Active Time
15 Mins
Total Time
35 Mins
Serves 8 (serving size: 1 piece)
Photo: Jennifer Causey; Food Styling: Karen Rankin; Prop Styling: Heather Chadduck Hillegas

How to Make It

Step 1

Preheat oven to 425°F. Scatter bacon evenly on a half-size (18- x 13- x 1-inch) rimmed baking sheet. Bake in preheated oven until bacon begins to crisp and fat has rendered, 16 to 18 minutes.

Step 2

Process milk and eggs in a blender until smooth, about 30 seconds. Stir together flour, sugar, and 1/4 teaspoon of the salt in a medium bowl. Add flour mixture to milk mixture; process until smooth, about 30 seconds. Pour batter evenly over bacon, and sprinkle evenly with green chiles. Bake at 425°F until golden brown and puffy, about 20 minutes.

Step 3

Heat a large cast-iron skillet over medium-high.

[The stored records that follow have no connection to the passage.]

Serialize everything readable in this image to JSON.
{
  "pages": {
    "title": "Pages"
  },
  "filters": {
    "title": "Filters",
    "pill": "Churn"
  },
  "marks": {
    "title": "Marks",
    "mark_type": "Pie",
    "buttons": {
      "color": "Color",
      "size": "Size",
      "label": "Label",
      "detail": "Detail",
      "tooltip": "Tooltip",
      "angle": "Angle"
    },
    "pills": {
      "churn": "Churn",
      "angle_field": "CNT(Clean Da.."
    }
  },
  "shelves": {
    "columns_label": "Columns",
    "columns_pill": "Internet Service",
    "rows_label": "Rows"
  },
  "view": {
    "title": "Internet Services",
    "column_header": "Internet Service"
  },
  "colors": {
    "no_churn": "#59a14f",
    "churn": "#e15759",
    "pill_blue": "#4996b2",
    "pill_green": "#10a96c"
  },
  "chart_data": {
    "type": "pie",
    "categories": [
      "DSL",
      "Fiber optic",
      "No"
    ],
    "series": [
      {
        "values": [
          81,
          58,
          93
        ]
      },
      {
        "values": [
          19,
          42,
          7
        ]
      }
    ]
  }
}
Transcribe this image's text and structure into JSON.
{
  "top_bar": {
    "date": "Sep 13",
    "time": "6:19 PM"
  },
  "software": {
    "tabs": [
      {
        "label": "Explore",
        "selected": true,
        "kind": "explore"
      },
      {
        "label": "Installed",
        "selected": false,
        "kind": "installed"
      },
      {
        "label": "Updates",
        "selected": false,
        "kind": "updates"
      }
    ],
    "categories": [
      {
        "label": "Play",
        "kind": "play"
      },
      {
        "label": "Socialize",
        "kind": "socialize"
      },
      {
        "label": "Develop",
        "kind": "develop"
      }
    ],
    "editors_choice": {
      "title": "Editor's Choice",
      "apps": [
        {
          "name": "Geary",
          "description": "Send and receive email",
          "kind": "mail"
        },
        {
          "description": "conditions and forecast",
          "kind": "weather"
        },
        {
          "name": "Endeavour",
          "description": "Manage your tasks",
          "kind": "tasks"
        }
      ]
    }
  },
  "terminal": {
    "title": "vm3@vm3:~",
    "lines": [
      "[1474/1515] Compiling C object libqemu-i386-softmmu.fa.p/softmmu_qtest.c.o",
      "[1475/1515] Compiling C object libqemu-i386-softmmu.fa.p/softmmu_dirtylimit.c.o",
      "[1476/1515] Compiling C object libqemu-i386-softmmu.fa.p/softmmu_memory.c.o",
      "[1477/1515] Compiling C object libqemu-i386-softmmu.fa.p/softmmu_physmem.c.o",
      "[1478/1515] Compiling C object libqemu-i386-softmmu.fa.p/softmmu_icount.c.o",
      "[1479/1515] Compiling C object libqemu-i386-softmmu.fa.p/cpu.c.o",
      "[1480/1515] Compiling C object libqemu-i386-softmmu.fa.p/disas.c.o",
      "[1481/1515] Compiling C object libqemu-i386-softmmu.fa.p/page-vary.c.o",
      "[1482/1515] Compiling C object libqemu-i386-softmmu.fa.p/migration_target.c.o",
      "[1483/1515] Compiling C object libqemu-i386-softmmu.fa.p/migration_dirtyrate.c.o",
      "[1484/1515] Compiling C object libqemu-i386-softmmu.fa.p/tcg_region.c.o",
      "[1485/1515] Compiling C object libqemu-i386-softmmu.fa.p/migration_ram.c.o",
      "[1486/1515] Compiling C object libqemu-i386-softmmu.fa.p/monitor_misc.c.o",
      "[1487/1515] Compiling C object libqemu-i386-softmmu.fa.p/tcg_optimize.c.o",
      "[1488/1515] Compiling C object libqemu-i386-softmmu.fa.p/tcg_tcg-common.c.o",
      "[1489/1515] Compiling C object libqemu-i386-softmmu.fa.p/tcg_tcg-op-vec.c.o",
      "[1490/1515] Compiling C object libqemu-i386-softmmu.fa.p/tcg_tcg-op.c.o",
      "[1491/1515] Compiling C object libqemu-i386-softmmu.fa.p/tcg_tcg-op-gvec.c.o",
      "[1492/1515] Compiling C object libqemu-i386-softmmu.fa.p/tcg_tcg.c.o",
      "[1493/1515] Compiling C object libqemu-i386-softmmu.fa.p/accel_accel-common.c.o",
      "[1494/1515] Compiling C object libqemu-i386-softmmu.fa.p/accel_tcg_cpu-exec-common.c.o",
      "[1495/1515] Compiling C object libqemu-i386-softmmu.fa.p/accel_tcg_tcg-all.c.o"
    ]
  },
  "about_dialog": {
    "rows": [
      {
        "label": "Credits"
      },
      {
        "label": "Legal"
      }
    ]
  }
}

Add corn; cook, stirring occasionally, until charred, 1 to 2 minutes. Set aside.

Step 4

Whisk together oil, lime juice, chile powder, honey, and remaining 1/2 teaspoon salt in a large bowl. Add arugula, tomatoes, and corn; toss to coat. Top Dutch baby evenly with arugula mixture; sprinkle evenly with cheese. Serve immediately.